Les animaux ont-ils une âme ? Souffrent-ils, se demandent-ils s’il y a une vie après l’existence présente ? Voici l’histoire du petit chien Cookie, de sa vie, de ses déboires, de sa mort et de son après.

 

Cookie était un vieux chien. Un peu plus d'un pied, des oreilles au sol, le caniche avait 13 ans; 91 ans en années de chien. À demi sourd, il ne voyait plus très bien et ses poils frisés blanc gris ne le protégeaient plus guère lorsqu'il allait dehors l'hi­ver.


Vie de chien

Depuis longtemps déjà, Cookie n'avait plus le goût à la vie. Mais que faire pour que ça finisse. Sa maîtresse, une femme assez vieille, prenait soin de tout et depuis toujours. La sortie du matin et du soir, un nouveau plat tous les midis, sur le sofa devant la télé toutes les soirées, au pied du lit toutes les nuits... depuis 91 ans. Presque un siècle de chien à manger ces céréales tubulaires qui sentent tout mais ne goûtent rien, à se geler l'arrière-train soir et matin pour faire ses besoins. Et pour seule liberté, émettre son jap­pement hoquetant qui res­semblait plus au gargouillis d'une sirène d'ambulance sous quelques pieds d'eau. Ça res­semblait à : « aïyaïyaïya­ïyaïyaïyaïya­ïya » sur des notes très aiguës.

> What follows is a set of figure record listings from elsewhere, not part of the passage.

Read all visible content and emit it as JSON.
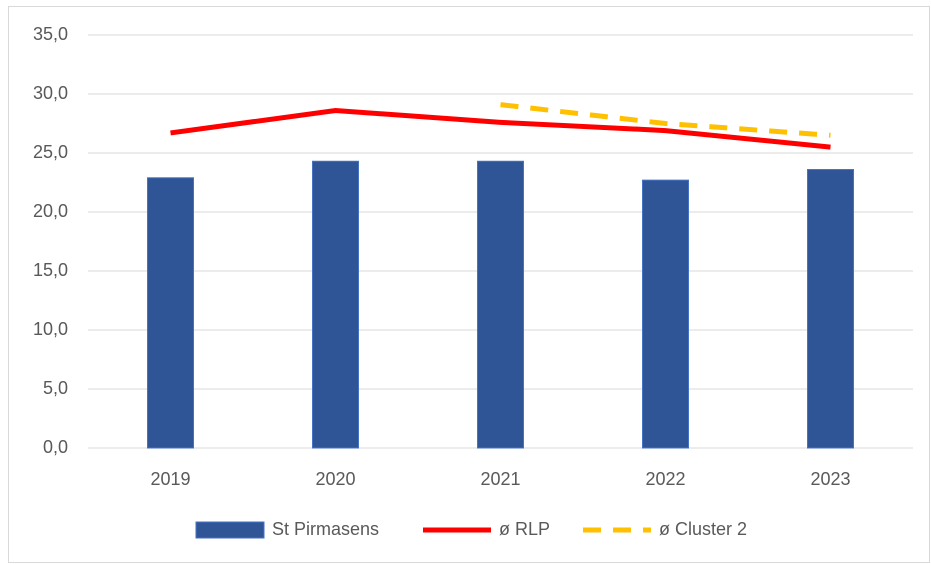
{
  "chart_data": {
    "type": "bar",
    "categories": [
      "2019",
      "2020",
      "2021",
      "2022",
      "2023"
    ],
    "series": [
      {
        "name": "St Pirmasens",
        "type": "bar",
        "color": "#2f5597",
        "values": [
          22.9,
          24.3,
          24.3,
          22.7,
          23.6
        ]
      },
      {
        "name": "ø RLP",
        "type": "line",
        "style": "solid",
        "color": "#ff0000",
        "values": [
          26.7,
          28.6,
          27.6,
          26.9,
          25.5
        ]
      },
      {
        "name": "ø Cluster 2",
        "type": "line",
        "style": "dashed",
        "color": "#ffc000",
        "values": [
          null,
          null,
          29.1,
          27.5,
          26.5
        ]
      }
    ],
    "ylim": [
      0,
      35
    ],
    "yticks": [
      {
        "value": 0,
        "label": "0,0"
      },
      {
        "value": 5,
        "label": "5,0"
      },
      {
        "value": 10,
        "label": "10,0"
      },
      {
        "value": 15,
        "label": "15,0"
      },
      {
        "value": 20,
        "label": "20,0"
      },
      {
        "value": 25,
        "label": "25,0"
      },
      {
        "value": 30,
        "label": "30,0"
      },
      {
        "value": 35,
        "label": "35,0"
      }
    ],
    "grid": true,
    "legend": "bottom"
  }
}
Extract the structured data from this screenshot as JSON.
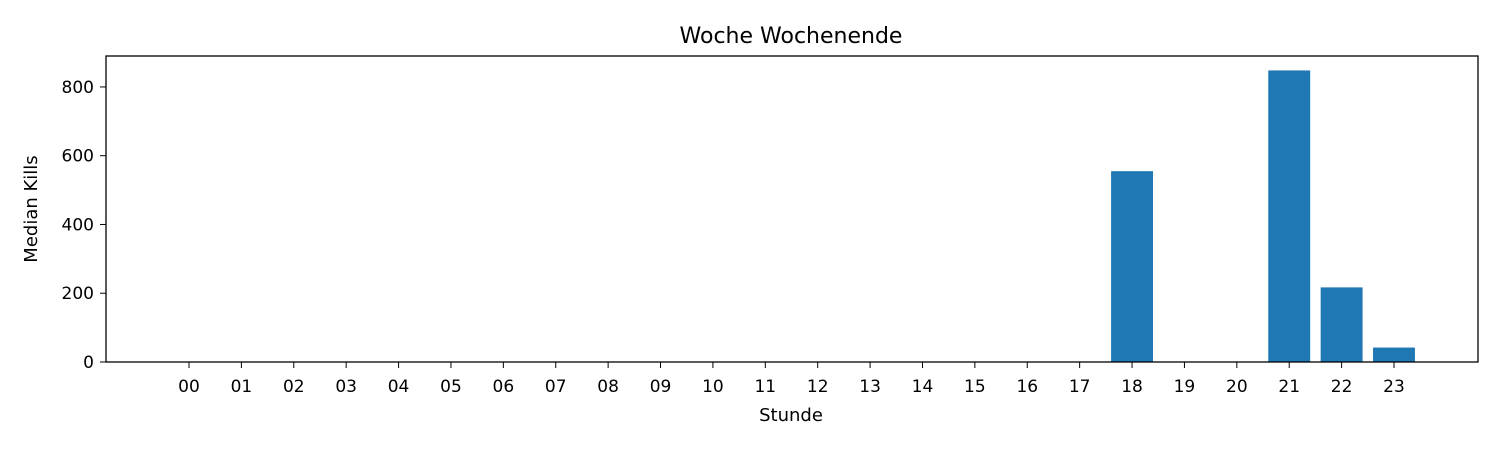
{
  "chart_data": {
    "type": "bar",
    "title": "Woche Wochenende",
    "xlabel": "Stunde",
    "ylabel": "Median Kills",
    "categories": [
      "00",
      "01",
      "02",
      "03",
      "04",
      "05",
      "06",
      "07",
      "08",
      "09",
      "10",
      "11",
      "12",
      "13",
      "14",
      "15",
      "16",
      "17",
      "18",
      "19",
      "20",
      "21",
      "22",
      "23"
    ],
    "values": [
      0,
      0,
      0,
      0,
      0,
      0,
      0,
      0,
      0,
      0,
      0,
      0,
      0,
      0,
      0,
      0,
      0,
      0,
      555,
      0,
      0,
      848,
      217,
      42
    ],
    "ylim": [
      0,
      890
    ],
    "yticks": [
      0,
      200,
      400,
      600,
      800
    ],
    "grid": false,
    "bar_color": "#1f77b4"
  }
}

Cookie en avait vraiment assez. Il fallait trouver une solu­tion. Il avait bien tenté quelques manoeuvres dans le but d'en finir, mais à chaque fois la dame avait trouvé moyen d'enrayer ses projets. Il était bien venu tout près du but la fois où il avait cessé de s'alimenter, mais à peine avait-il quitté ce monde qu'il se réveilla dans une cage chez un « vet » où on le réanima et le tint sous sérum. Le lendemain, il était sur pied et, malheu­reusement, sa maîtresse avait acheté de cette délicieuse bouillie en boîte de conserve. Il s'em­piffra durant trois jours sous le regard rempli de tristesse de la vieille dame qui n'avait, plus que jamais, seulement lui pour terminer sa vie. Durant ces quelques jours, il eut droit à tous les égards: de la «purée viandeuse» à profusion, des caresses en quantité, des mots d'amour mêlés de larmes et, summum canin, une petite cor­beille basse d'osier. Au fond, un coussin, mais quel coussin! De velours côtelé rouge vif, le polochon avait 6 pouces d'épais. Cookie s'y enfonçait pares­seusement toute la journée; seuls ses deux radars sonores dépassaient du coussin.



La visite

La volupté sublime du coussin fit oublier les noirs desseins du chien durant plus d'un mois. Mais un certain dimanche, la fille de la dame vint en visite avec ses enfants et son chien. Cookie avait horreur de ces enfants et le berger allemand était un de ces quadrupèdes rustaud, brutal et insignifiant. C'était l'été et la mère, sa fille et ses petites-filles s'étaient assises dehors dans la cour. Cookie était dans la maison et on y avait envoyé Brutus afin que les deux animaux s'amusent ensemble. Comme si on pouvait s'amuser avec un imbécile préhistorique, balourd, gros­sier et dépourvu de savoir-vivre. Cookie s'était réfugié dans son coussin et le gros épais tentait de l'y faire sortir. Il far­fouillait de son gros museau puant et humide, ballottant le caniche comme si c'était un ballon. À bout, le petit sauta au visage du berger en lançant son « aïyaïya » de guerre. Il s'agrippa à la tête du monstre qui courait dans la pièce en tentant de projeter l'attaquant qui le tenait comme l'aurait fait une pieuvre. Finalement Cookie lâcha prise et s'écras­a contre un buffet.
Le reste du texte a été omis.